I sent a message to the friendly folks at the Google Catalogs last Saturday. It occured to me that as they’d already scanned and converted to text all of the catalog pages, the next logical thing to do would be to make that text available to people with screen readers (i.e. visually impaired and those who don’t read).
Today I received the following reply:
Dear Peter,Too bad for now. Perhaps as OCR improves, this will become more a possibility.
Thank you for your suggestion. Unfortunately, this type of feature is not in our near-term product plan. While the OCR quality is acceptable for search, it is not good enough for reading, which is why we prefer to show the image of the page rather than making available a text view.
Thanks for using Google’s catalog search!
The Google Catalogs Team
When OCR software first hit the market it came in around $500.00 as I recall. I don’t, however, recall which companies released it but I do remember a really good PC Mag review of about a dozen different packages. I’ll illustrate their central point about the failure of OCR software.

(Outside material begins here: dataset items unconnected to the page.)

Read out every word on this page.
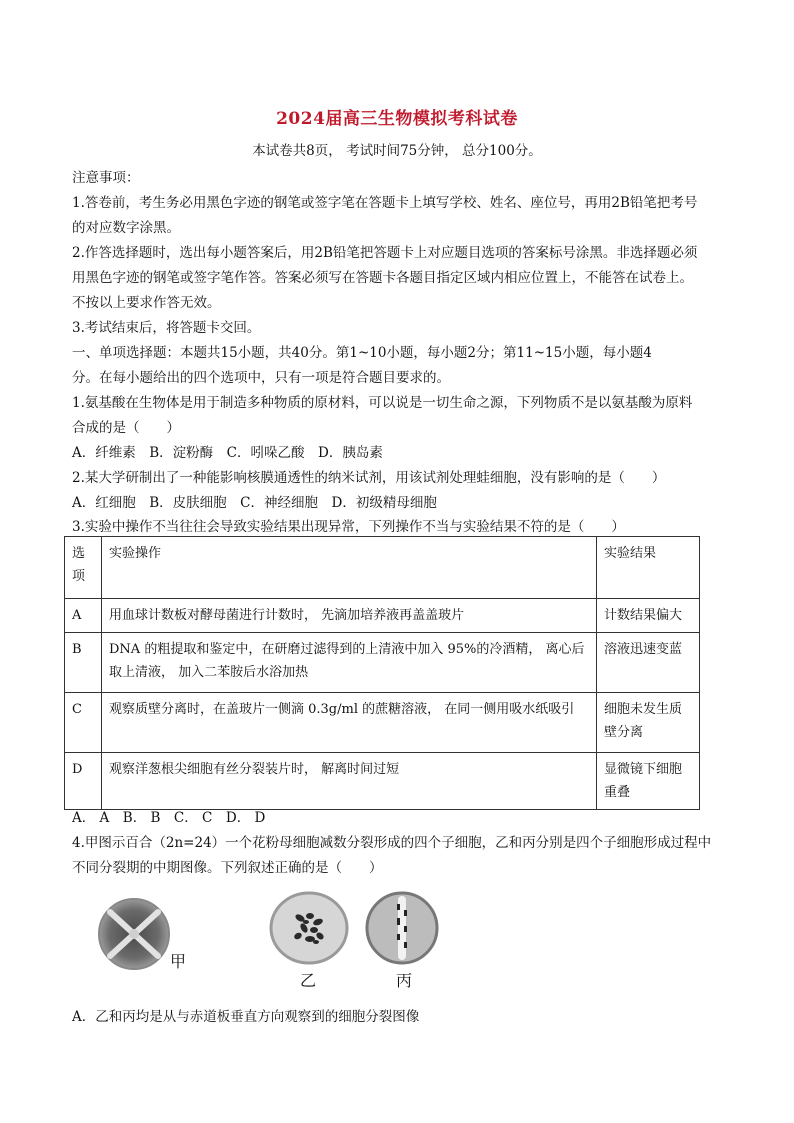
2024届高三生物模拟考科试卷
本试卷共8页， 考试时间75分钟， 总分100分。
注意事项：
1.答卷前，考生务必用黑色字迹的钢笔或签字笔在答题卡上填写学校、姓名、座位号，再用2B铅笔把考号
的对应数字涂黑。
2.作答选择题时，选出每小题答案后，用2B铅笔把答题卡上对应题目选项的答案标号涂黑。非选择题必须
用黑色字迹的钢笔或签字笔作答。答案必须写在答题卡各题目指定区域内相应位置上，不能答在试卷上。
不按以上要求作答无效。
3.考试结束后，将答题卡交回。
一、单项选择题：本题共15小题，共40分。第1~10小题，每小题2分；第11~15小题，每小题4
分。在每小题给出的四个选项中，只有一项是符合题目要求的。
1.氨基酸在生物体是用于制造多种物质的原材料，可以说是一切生命之源，下列物质不是以氨基酸为原料
合成的是（　　）
A．纤维素　B．淀粉酶　C．吲哚乙酸　D．胰岛素
2.某大学研制出了一种能影响核膜通透性的纳米试剂，用该试剂处理蛙细胞，没有影响的是（　　）
A．红细胞　B．皮肤细胞　C．神经细胞　D．初级精母细胞
3.实验中操作不当往往会导致实验结果出现异常，下列操作不当与实验结果不符的是（　　）
选项	实验操作	实验结果
A	用血球计数板对酵母菌进行计数时， 先滴加培养液再盖盖玻片	计数结果偏大
B	DNA 的粗提取和鉴定中，在研磨过滤得到的上清液中加入 95%的冷酒精， 离心后取上清液， 加入二苯胺后水浴加热	溶液迅速变蓝
C	观察质壁分离时，在盖玻片一侧滴 0.3g/ml 的蔗糖溶液， 在同一侧用吸水纸吸引	细胞未发生质壁分离
D	观察洋葱根尖细胞有丝分裂装片时， 解离时间过短	显微镜下细胞重叠
A． A　B． B　C． C　D． D
4.甲图示百合（2n=24）一个花粉母细胞减数分裂形成的四个子细胞，乙和丙分别是四个子细胞形成过程中
不同分裂期的中期图像。下列叙述正确的是（　　）
甲
乙	丙
A．乙和丙均是从与赤道板垂直方向观察到的细胞分裂图像
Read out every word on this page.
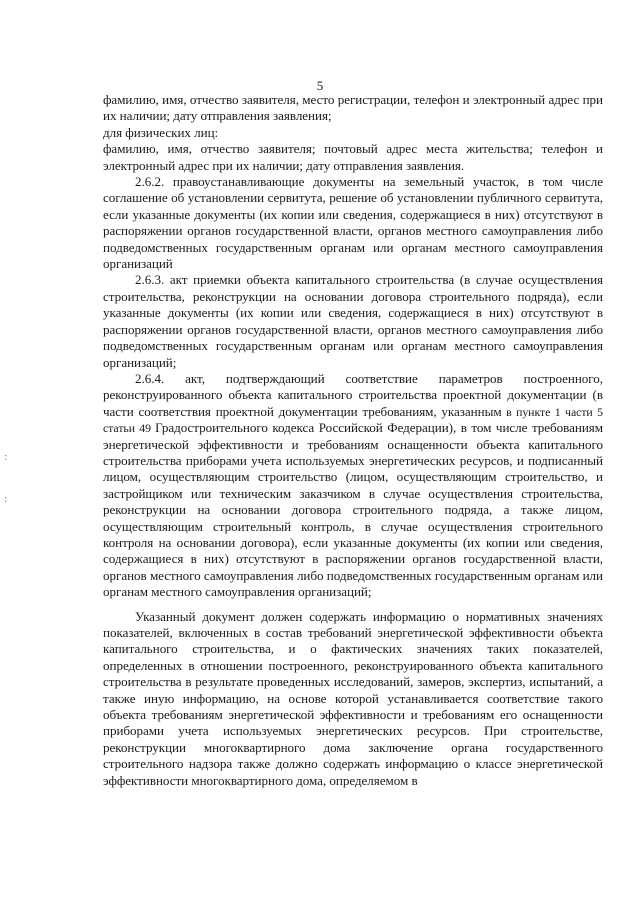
5
:
:

фамилию, имя, отчество заявителя, место регистрации, телефон и электронный адрес при их наличии; дату отправления заявления;

для физических лиц:

фамилию, имя, отчество заявителя; почтовый адрес места жительства; телефон и электронный адрес при их наличии; дату отправления заявления.

2.6.2. правоустанавливающие документы на земельный участок, в том числе соглашение об установлении сервитута, решение об установлении публичного сервитута, если указанные документы (их копии или сведения, содержащиеся в них) отсутствуют в распоряжении органов государственной власти, органов местного самоуправления либо подведомственных государственным органам или органам местного самоуправления организаций

2.6.3. акт приемки объекта капитального строительства (в случае осуществления строительства, реконструкции на основании договора строительного подряда), если указанные документы (их копии или сведения, содержащиеся в них) отсутствуют в распоряжении органов государственной власти, органов местного самоуправления либо подведомственных государственным органам или органам местного самоуправления организаций;

2.6.4. акт, подтверждающий соответствие параметров построенного, реконструированного объекта капитального строительства проектной документации (в части соответствия проектной документации требованиям, указанным в пункте 1 части 5 статьи 49 Градостроительного кодекса Российской Федерации), в том числе требованиям энергетической эффективности и требованиям оснащенности объекта капитального строительства приборами учета используемых энергетических ресурсов, и подписанный лицом, осуществляющим строительство (лицом, осуществляющим строительство, и застройщиком или техническим заказчиком в случае осуществления строительства, реконструкции на основании договора строительного подряда, а также лицом, осуществляющим строительный контроль, в случае осуществления строительного контроля на основании договора), если указанные документы (их копии или сведения, содержащиеся в них) отсутствуют в распоряжении органов государственной власти, органов местного самоуправления либо подведомственных государственным органам или органам местного самоуправления организаций;

Указанный документ должен содержать информацию о нормативных значениях показателей, включенных в состав требований энергетической эффективности объекта капитального строительства, и о фактических значениях таких показателей, определенных в отношении построенного, реконструированного объекта капитального строительства в результате проведенных исследований, замеров, экспертиз, испытаний, а также иную информацию, на основе которой устанавливается соответствие такого объекта требованиям энергетической эффективности и требованиям его оснащенности приборами учета используемых энергетических ресурсов. При строительстве, реконструкции многоквартирного дома заключение органа государственного строительного надзора также должно содержать информацию о классе энергетической эффективности многоквартирного дома, определяемом в
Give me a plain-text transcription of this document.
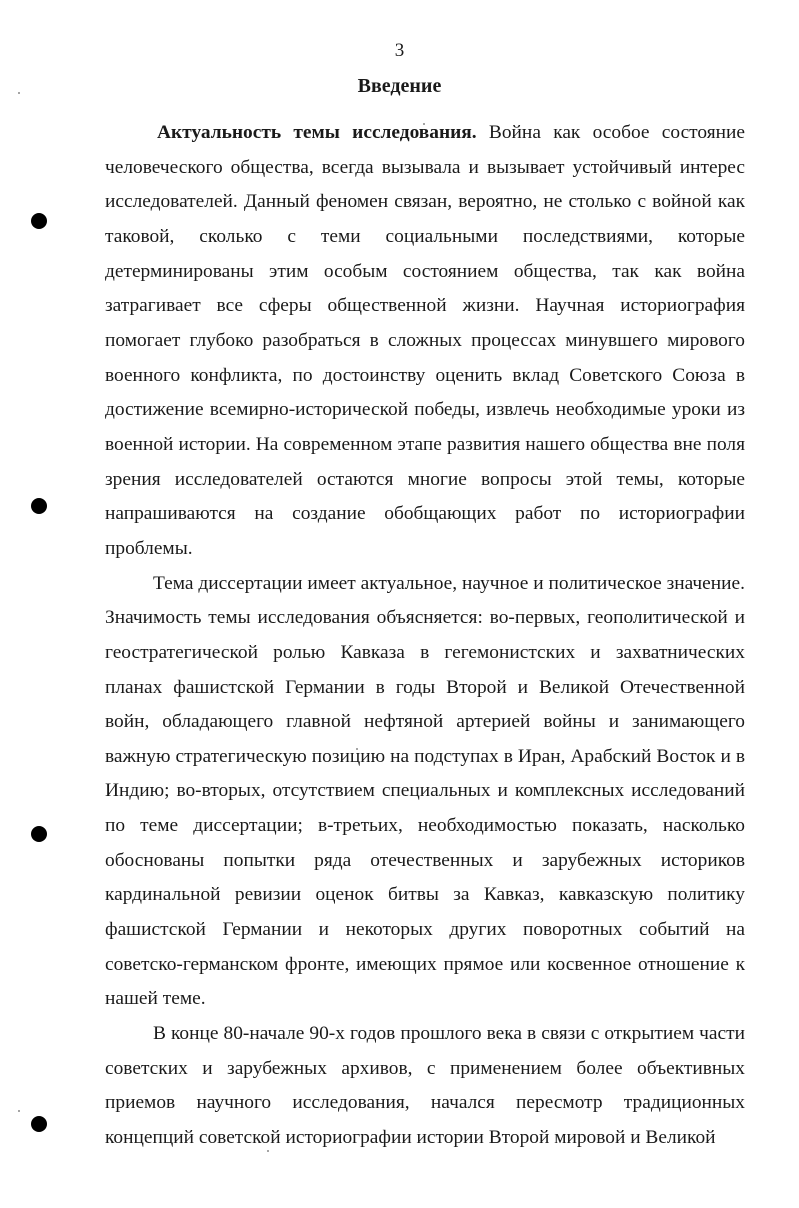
3
Введение

Актуальность темы исследования. Война как особое состояние человеческого общества, всегда вызывала и вызывает устойчивый интерес исследователей. Данный феномен связан, вероятно, не столько с войной как таковой, сколько с теми социальными последствиями, которые детерминированы этим особым состоянием общества, так как война затрагивает все сферы общественной жизни. Научная историография помогает глубоко разобраться в сложных процессах минувшего мирового военного конфликта, по достоинству оценить вклад Советского Союза в достижение всемирно-исторической победы, извлечь необходимые уроки из военной истории. На современном этапе развития нашего общества вне поля зрения исследователей остаются многие вопросы этой темы, которые напрашиваются на создание обобщающих работ по историографии проблемы.

Тема диссертации имеет актуальное, научное и политическое значение. Значимость темы исследования объясняется: во-первых, геополитической и геостратегической ролью Кавказа в гегемонистских и захватнических планах фашистской Германии в годы Второй и Великой Отечественной войн, обладающего главной нефтяной артерией войны и занимающего важную стратегическую позицию на подступах в Иран, Арабский Восток и в Индию; во-вторых, отсутствием специальных и комплексных исследований по теме диссертации; в-третьих, необходимостью показать, насколько обоснованы попытки ряда отечественных и зарубежных историков кардинальной ревизии оценок битвы за Кавказ, кавказскую политику фашистской Германии и некоторых других поворотных событий на советско-германском фронте, имеющих прямое или косвенное отношение к нашей теме.

В конце 80-начале 90-х годов прошлого века в связи с открытием части советских и зарубежных архивов, с применением более объективных приемов научного исследования, начался пересмотр традиционных концепций советской историографии истории Второй мировой и Великой
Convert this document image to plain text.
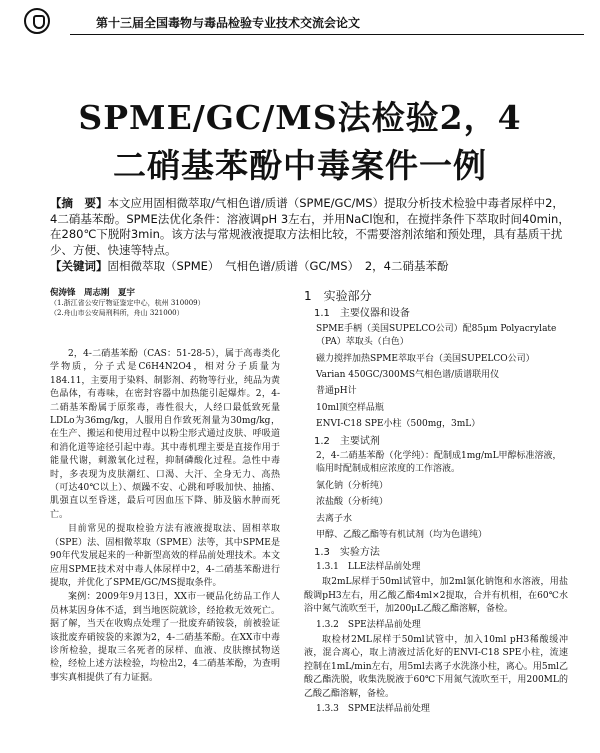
第十三届全国毒物与毒品检验专业技术交流会论文
SPME/GC/MS法检验2，4
二硝基苯酚中毒案件一例

【摘　要】本文应用固相微萃取/气相色谱/质谱（SPME/GC/MS）提取分析技术检验中毒者尿样中2，4二硝基苯酚。SPME法优化条件：溶液调pH 3左右，并用NaCl饱和，在搅拌条件下萃取时间40min，在280℃下脱附3min。该方法与常规液液提取方法相比较，不需要溶剂浓缩和预处理，具有基质干扰少、方便、快速等特点。

【关键词】固相微萃取（SPME）　气相色谱/质谱（GC/MS）　2，4二硝基苯酚
倪涛锋　周志刚　夏宇
（1.浙江省公安厅物证鉴定中心，杭州 310009）
（2.舟山市公安局刑科所，舟山 321000）

2，4-二硝基苯酚（CAS：51-28-5），属于高毒类化学物质，分子式是C6H4N2O4，相对分子质量为184.11，主要用于染料、制影剂、药物等行业，纯品为黄色晶体，有毒味，在密封容器中加热能引起爆炸。2，4-二硝基苯酚属于原浆毒，毒性很大，人经口最低致死量LDLo为36mg/kg，人服用自作致死剂量为30mg/kg，在生产、搬运和使用过程中以粉尘形式通过皮肤、呼吸道和消化道等途径引起中毒。其中毒机理主要是直接作用于能量代谢，刺激氧化过程，抑制磷酸化过程。急性中毒时，多表现为皮肤潮红、口渴、大汗、全身无力、高热（可达40℃以上）、烦躁不安、心跳和呼吸加快、抽搐、肌强直以至昏迷，最后可因血压下降、肺及脑水肿而死亡。

目前常见的提取检验方法有液液提取法、固相萃取（SPE）法、固相微萃取（SPME）法等，其中SPME是90年代发展起来的一种新型高效的样品前处理技术。本文应用SPME技术对中毒人体尿样中2，4-二硝基苯酚进行提取，并优化了SPME/GC/MS提取条件。

案例：2009年9月13日，XX市一硬品化纺品工作人员林某因身体不适，到当地医院就诊，经抢救无效死亡。据了解，当天在收购点处理了一批废弃硝铵袋，前被验证该批废弃硝铵袋的来源为2，4-二硝基苯酚。在XX市中毒诊所检验，提取三名死者的尿样、血液、皮肤擦拭物送检，经检上述方法检验，均检出2，4二硝基苯酚，为查明事实真相提供了有力证据。

1　实验部分
1.1　主要仪器和设备
SPME手柄（美国SUPELCO公司）配85μm Polyacrylate（PA）萃取头（白色）
磁力搅拌加热SPME萃取平台（美国SUPELCO公司）
Varian 450GC/300MS气相色谱/质谱联用仪
普通pH计
10ml顶空样品瓶
ENVI-C18 SPE小柱（500mg，3mL）
1.2　主要试剂
2，4-二硝基苯酚（化学纯）：配制成1mg/mL甲醇标准溶液，临用时配制成相应浓度的工作溶液。
氯化钠（分析纯）
浓盐酸（分析纯）
去离子水
甲醇、乙酸乙酯等有机试剂（均为色谱纯）
1.3　实验方法
1.3.1　LLE法样品前处理

取2mL尿样于50ml试管中，加2ml氯化钠饱和水溶液，用盐酸调pH3左右，用乙酸乙酯4ml×2提取，合并有机相，在60℃水浴中氮气流吹至干，加200μL乙酸乙酯溶解，备检。

1.3.2　SPE法样品前处理

取检材2ML尿样于50ml试管中，加入10ml pH3稀酸缓冲液，混合离心，取上清液过活化好的ENVI-C18 SPE小柱，流速控制在1mL/min左右，用5ml去离子水洗涤小柱，离心。用5ml乙酸乙酯洗脱，收集洗脱液于60℃下用氮气流吹至干，用200ML的乙酸乙酯溶解，备检。

1.3.3　SPME法样品前处理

The best of them were boasting 95% accuracy. This note has 708 letters. At 95% accurate OCR software would make about thirty five individual errors. There are 146 words in this note. Consequently, when those are letter errors and they are put into words, distributed evenly, then out of the 146 words in this note, 35 of them will have an error and that would leave the overall accuracy, when considered word-by-word, at 75% percent. Current OCR technology is about 99% accurate. When calculated letter by letter it leaves a word accuracy of 95% percent. Unimpressive.